Arnold Williams (notebuyer) wrote,
Arnold Williams

The Face of Fear

That's not a title, it's a description. The described, in this case, was a woman who had stepped into a grocery store for some milk for her little girl after the sun had set, and had the bad judgement to think that parking in a fire lane next to the store would make it faster. It was that placement that caught the eye of a local policeman, who promptly zoomed in, lights flashing, walked around the car trying the doors to the distress of the little girl, and who waited the two minutes it took for the woman to come out again behind the car, seething.

When she returned, it was to hear the policeman say that not only would she get a ticket for parking in a fire lane, he was calling child protective services to pick up her daughter, who had been endangered by locking her in a car, and that she was going to jail. That was the face of fear: a woman who had made a mistake, and a policeman in the evening who was determined to make her pay for inconveniencing him.

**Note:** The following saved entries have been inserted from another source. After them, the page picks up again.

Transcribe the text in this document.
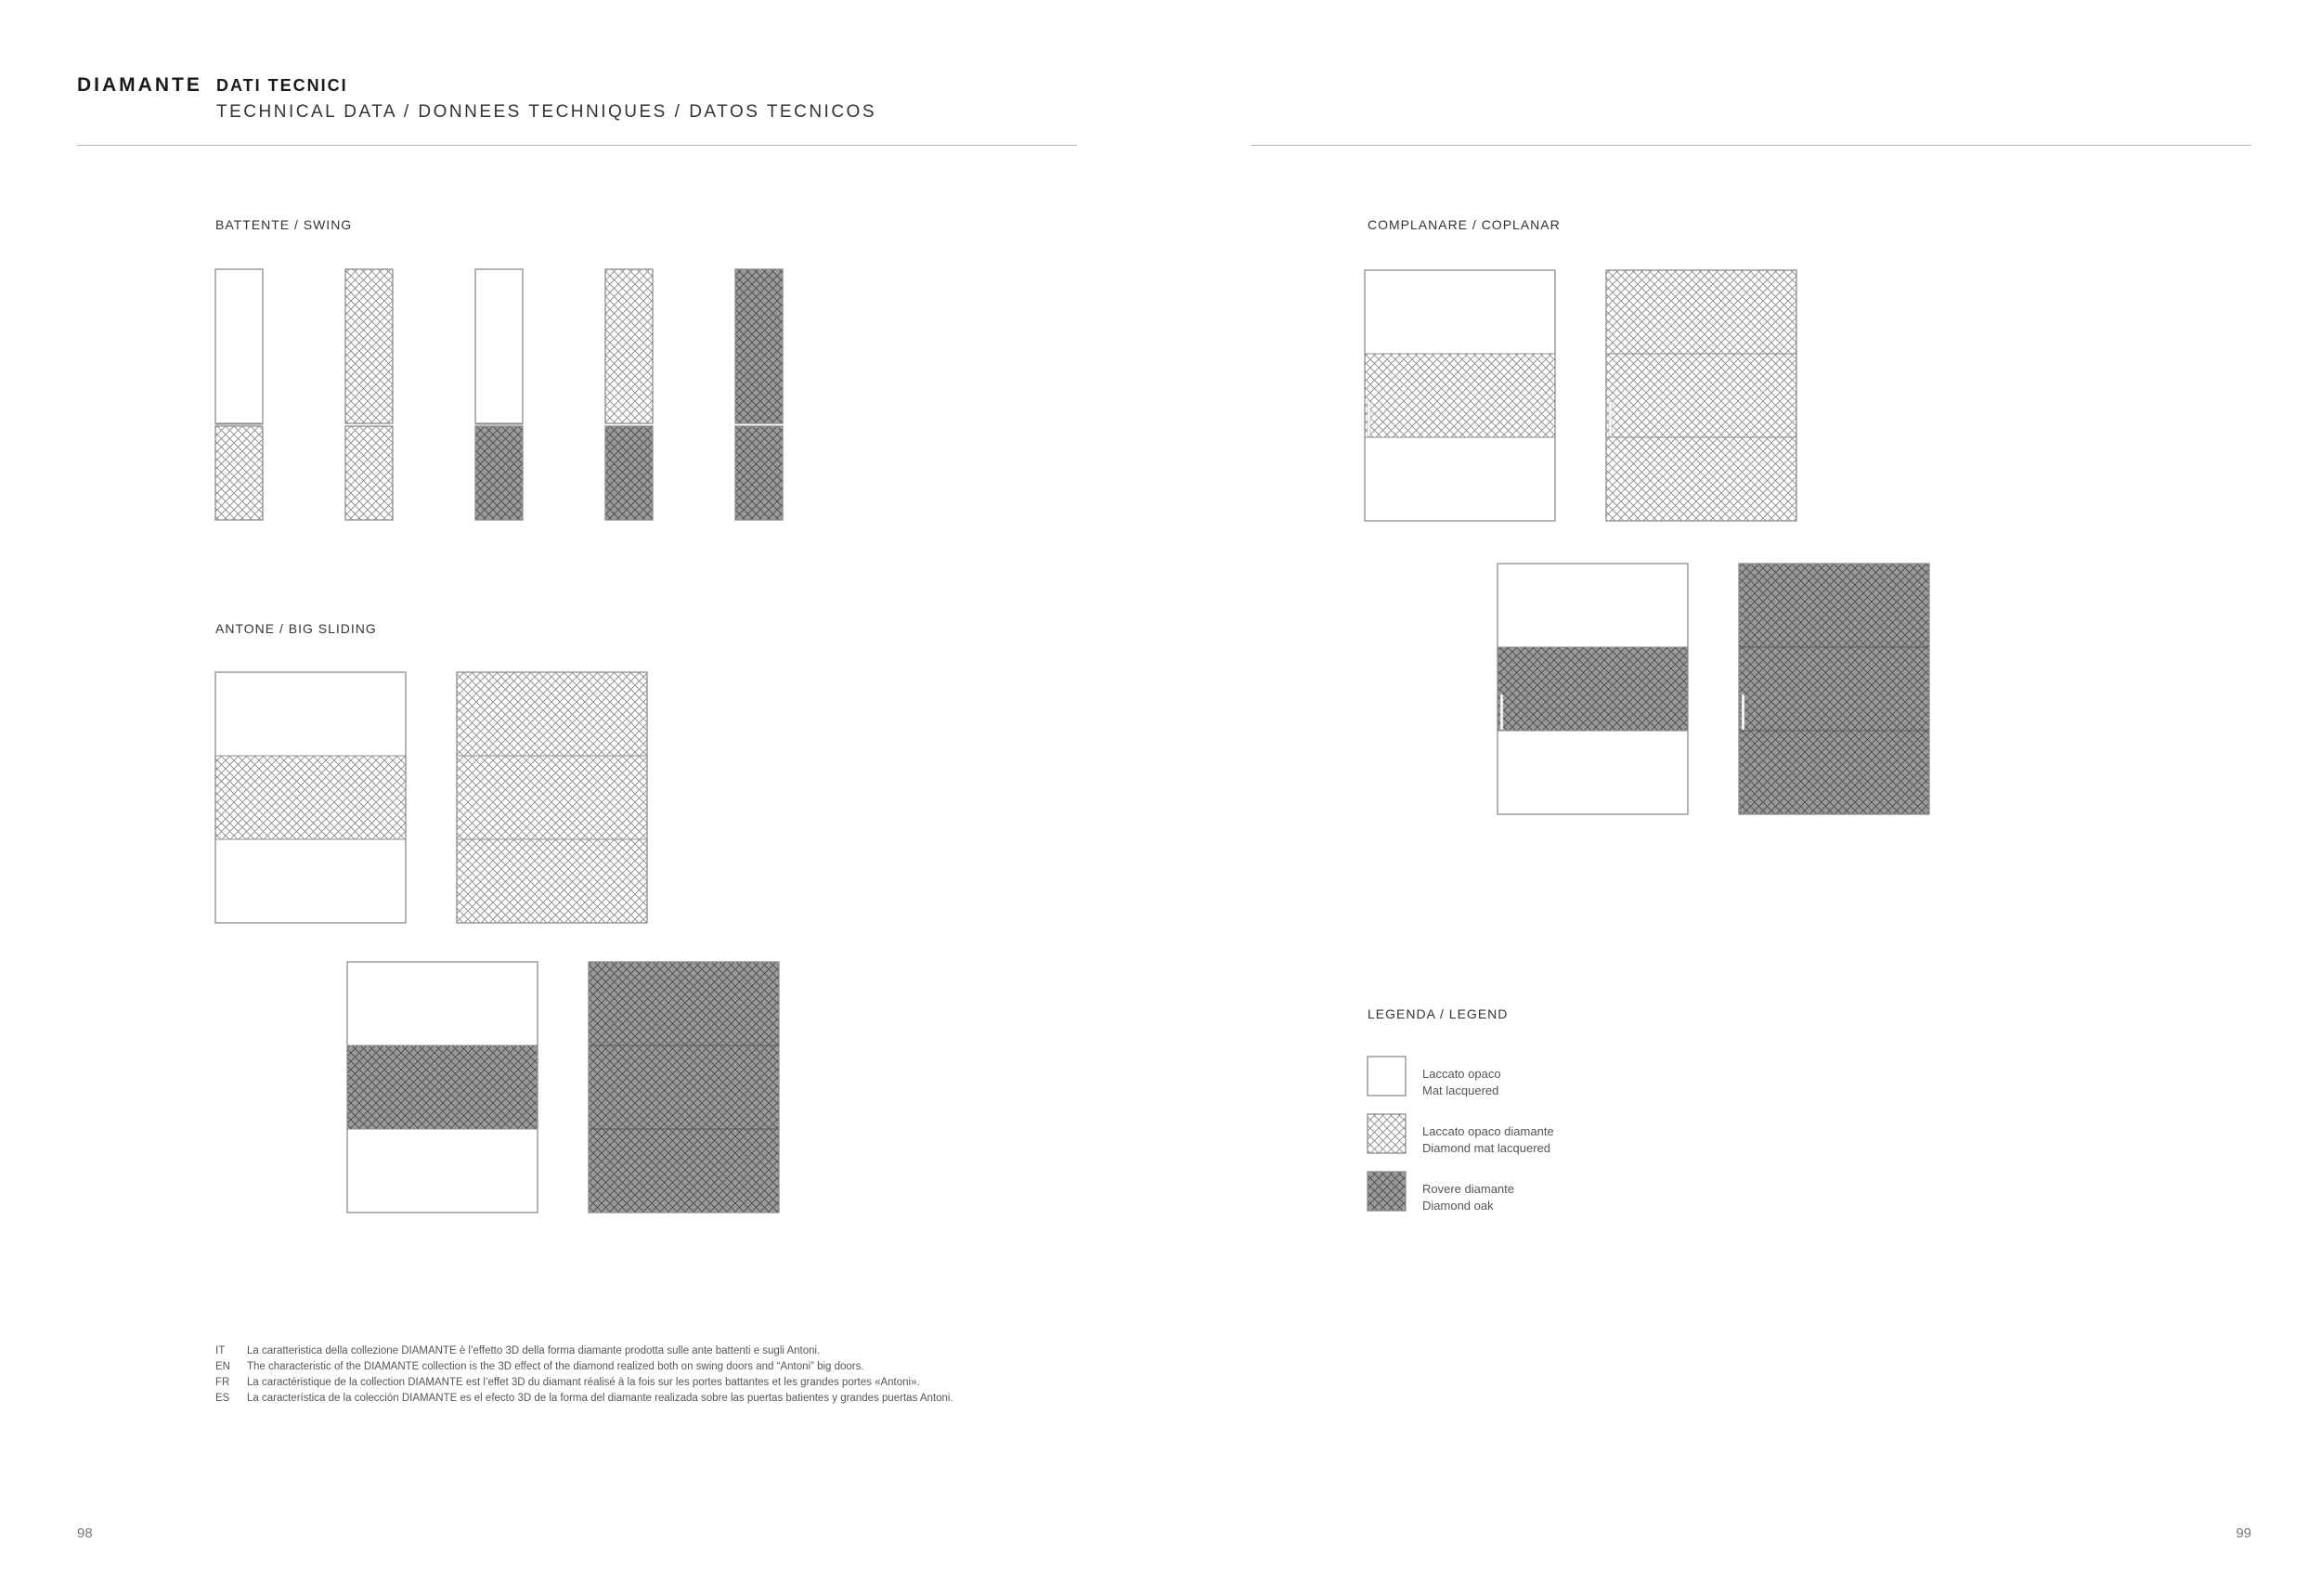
DIAMANTE DATI TECNICI
TECHNICAL DATA / DONNEES TECHNIQUES / DATOS TECNICOS
BATTENTE / SWING
ANTONE / BIG SLIDING
COMPLANARE / COPLANAR
LEGENDA / LEGEND
Laccato opaco
Mat lacquered
Laccato opaco diamante
Diamond mat lacquered
Rovere diamante
Diamond oak
IT La caratteristica della collezione DIAMANTE è l’effetto 3D della forma diamante prodotta sulle ante battenti e sugli Antoni.
EN The characteristic of the DIAMANTE collection is the 3D effect of the diamond realized both on swing doors and “Antoni” big doors.
FR La caractéristique de la collection DIAMANTE est l’effet 3D du diamant réalisé à la fois sur les portes battantes et les grandes portes «Antoni».
ES La característica de la colección DIAMANTE es el efecto 3D de la forma del diamante realizada sobre las puertas batientes y grandes puertas Antoni.
98	99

It didn't matter that the law about locking children in cars had been enacted in response to deaths in hot weather, and that this cool evening it would be better to be in a warm car; he had his laws, and that was enough. She would learn better than to make him wait for her. He kept his flashlight in her eyes while asking if she were drunk, or high, and then, ludicrously enough, asking why she was nervous. (As if it weren't obvious: she had just been threatened with the loss of her daughter, her freedom, and probably her job -- if she were calm and self-possessed in such a moment, she might have been high.)

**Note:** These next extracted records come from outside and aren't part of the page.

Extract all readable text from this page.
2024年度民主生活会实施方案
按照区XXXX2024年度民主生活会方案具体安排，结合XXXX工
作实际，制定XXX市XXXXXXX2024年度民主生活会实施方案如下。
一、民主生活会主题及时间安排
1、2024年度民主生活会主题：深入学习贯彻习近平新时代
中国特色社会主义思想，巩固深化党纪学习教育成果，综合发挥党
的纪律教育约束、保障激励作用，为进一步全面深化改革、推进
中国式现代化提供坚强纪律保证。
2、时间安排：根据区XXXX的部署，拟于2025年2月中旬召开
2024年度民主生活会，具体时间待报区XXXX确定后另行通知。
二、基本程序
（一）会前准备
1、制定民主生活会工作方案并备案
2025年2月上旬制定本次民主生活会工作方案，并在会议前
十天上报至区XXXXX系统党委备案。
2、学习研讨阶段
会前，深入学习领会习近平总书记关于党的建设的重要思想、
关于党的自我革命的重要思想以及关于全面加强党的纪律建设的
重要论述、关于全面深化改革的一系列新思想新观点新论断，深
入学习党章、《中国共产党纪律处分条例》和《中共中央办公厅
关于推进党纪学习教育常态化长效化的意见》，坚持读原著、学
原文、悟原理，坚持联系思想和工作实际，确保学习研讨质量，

This played out for a half hour, with him writing and making calls in his car, getting her to sign things without letting her read them (not that, with the light in her eyes she could), and culminated in a declaration that she would go to court in January for the fire lane violation and child protective services would investigate her and see if they could take her daughter. Was this the best way to handle things? No, but it was the way a frustrated policeman got to take out his anger on someone who could not argue back. I'm a little worried about his wife, myself.